Daily Duties of Brāhmaṇas: Snāna, Sandhyā, Sūrya-hṛdaya, Japa, Tarpaṇa, and the Pañca-mahāyajñas
प्रदद्याद् वाथ पुष्पाणि सूक्तेन पौरुषेण तु / आपो वा देवताः सर्वास्तेन सम्यक् समर्चिताः
pradadyād vātha puṣpāṇi sūktena pauruṣeṇa tu / āpo vā devatāḥ sarvāstena samyak samarcitāḥ
یا پھر پُرُش سُوکت کا پاٹھ کرتے ہوئے پھول نذر کرے۔ حقیقت میں ‘آپہ’ (آب/جَل تَتْو) ہی سب دیوتا ہیں؛ اسی کے ذریعے وہ سب پوری طرح درست طور پر پوجے جاتے ہیں۔
Sūta (narrating the Kurma Purana’s ritual instruction as taught in the tradition)
Primary Rasa: shanta
Secondary Rasa: adbhuta
By invoking the Puruṣa-sūkta, the verse points to Puruṣa as the all-pervading cosmic principle in whom the many deities are comprehended; worship offered through that vision aligns the practitioner with the single underlying Reality expressed as many.
It emphasizes mantra-japa and devotional arcana: offering flowers with Vedic recitation, focusing the mind on Puruṣa as the cosmic totality.

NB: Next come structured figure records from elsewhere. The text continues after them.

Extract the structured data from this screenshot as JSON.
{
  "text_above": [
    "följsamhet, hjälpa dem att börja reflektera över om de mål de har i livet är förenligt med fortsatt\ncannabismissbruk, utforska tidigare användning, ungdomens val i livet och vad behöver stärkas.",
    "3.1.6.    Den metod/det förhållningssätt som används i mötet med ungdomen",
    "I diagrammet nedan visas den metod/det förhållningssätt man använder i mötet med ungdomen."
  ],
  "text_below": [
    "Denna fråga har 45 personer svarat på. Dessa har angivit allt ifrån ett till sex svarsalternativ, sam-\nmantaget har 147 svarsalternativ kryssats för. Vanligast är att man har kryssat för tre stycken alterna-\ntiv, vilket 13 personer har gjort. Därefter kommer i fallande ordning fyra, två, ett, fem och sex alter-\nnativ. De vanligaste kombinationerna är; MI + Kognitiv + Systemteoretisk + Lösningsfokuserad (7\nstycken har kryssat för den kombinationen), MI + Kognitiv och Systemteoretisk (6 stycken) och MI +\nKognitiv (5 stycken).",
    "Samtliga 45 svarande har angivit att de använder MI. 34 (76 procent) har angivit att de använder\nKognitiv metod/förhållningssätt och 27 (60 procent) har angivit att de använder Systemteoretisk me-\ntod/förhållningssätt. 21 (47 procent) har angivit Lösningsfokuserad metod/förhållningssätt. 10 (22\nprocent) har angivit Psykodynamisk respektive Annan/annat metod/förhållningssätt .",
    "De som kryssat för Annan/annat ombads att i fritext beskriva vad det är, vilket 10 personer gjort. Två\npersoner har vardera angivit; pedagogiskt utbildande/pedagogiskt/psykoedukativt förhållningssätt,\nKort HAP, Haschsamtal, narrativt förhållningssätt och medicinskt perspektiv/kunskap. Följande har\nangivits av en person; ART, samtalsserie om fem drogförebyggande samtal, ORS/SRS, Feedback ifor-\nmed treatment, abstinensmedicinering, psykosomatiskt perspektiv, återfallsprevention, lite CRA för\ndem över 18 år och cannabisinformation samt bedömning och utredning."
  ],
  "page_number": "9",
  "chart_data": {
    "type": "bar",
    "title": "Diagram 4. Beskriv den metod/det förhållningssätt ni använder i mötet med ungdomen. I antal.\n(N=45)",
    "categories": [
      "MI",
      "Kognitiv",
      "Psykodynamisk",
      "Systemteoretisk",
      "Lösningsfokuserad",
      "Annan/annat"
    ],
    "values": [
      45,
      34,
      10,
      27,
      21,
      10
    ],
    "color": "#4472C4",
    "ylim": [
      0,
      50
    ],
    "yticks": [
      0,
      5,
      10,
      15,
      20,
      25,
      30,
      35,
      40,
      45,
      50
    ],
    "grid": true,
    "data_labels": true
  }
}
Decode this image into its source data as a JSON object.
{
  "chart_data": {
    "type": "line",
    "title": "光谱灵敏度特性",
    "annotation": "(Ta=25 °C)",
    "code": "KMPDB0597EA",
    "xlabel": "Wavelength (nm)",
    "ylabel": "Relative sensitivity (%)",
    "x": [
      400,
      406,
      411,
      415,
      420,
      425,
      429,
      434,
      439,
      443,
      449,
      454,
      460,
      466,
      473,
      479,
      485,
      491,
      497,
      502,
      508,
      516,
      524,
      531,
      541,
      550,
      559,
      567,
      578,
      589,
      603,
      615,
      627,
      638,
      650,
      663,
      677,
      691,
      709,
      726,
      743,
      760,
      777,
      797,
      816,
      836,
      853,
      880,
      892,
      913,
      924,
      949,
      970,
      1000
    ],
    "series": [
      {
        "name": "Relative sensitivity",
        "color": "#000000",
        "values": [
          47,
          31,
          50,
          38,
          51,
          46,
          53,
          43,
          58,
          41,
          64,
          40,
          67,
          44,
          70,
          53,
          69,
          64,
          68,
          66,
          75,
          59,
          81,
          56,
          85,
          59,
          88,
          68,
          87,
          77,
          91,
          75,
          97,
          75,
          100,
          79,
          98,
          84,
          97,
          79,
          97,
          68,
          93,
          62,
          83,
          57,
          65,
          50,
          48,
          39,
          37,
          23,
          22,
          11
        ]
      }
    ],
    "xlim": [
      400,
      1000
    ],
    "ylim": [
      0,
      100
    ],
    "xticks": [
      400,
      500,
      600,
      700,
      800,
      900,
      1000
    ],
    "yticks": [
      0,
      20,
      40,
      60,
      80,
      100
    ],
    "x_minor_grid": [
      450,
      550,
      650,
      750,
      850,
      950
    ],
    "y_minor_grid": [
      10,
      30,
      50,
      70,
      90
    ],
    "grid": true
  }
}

This supports inner purification (citta-śuddhi) that complements Pāśupata-oriented discipline in the Kurma tradition.
Rather than sectarian separation, it presents a unifying ritual principle: through the Puruṣa (a pan-Vedic, all-encompassing divine reality), all devatās are worshipped together—supporting the Kurma Purana’s synthesis where the one Supreme is honored through multiple divine forms.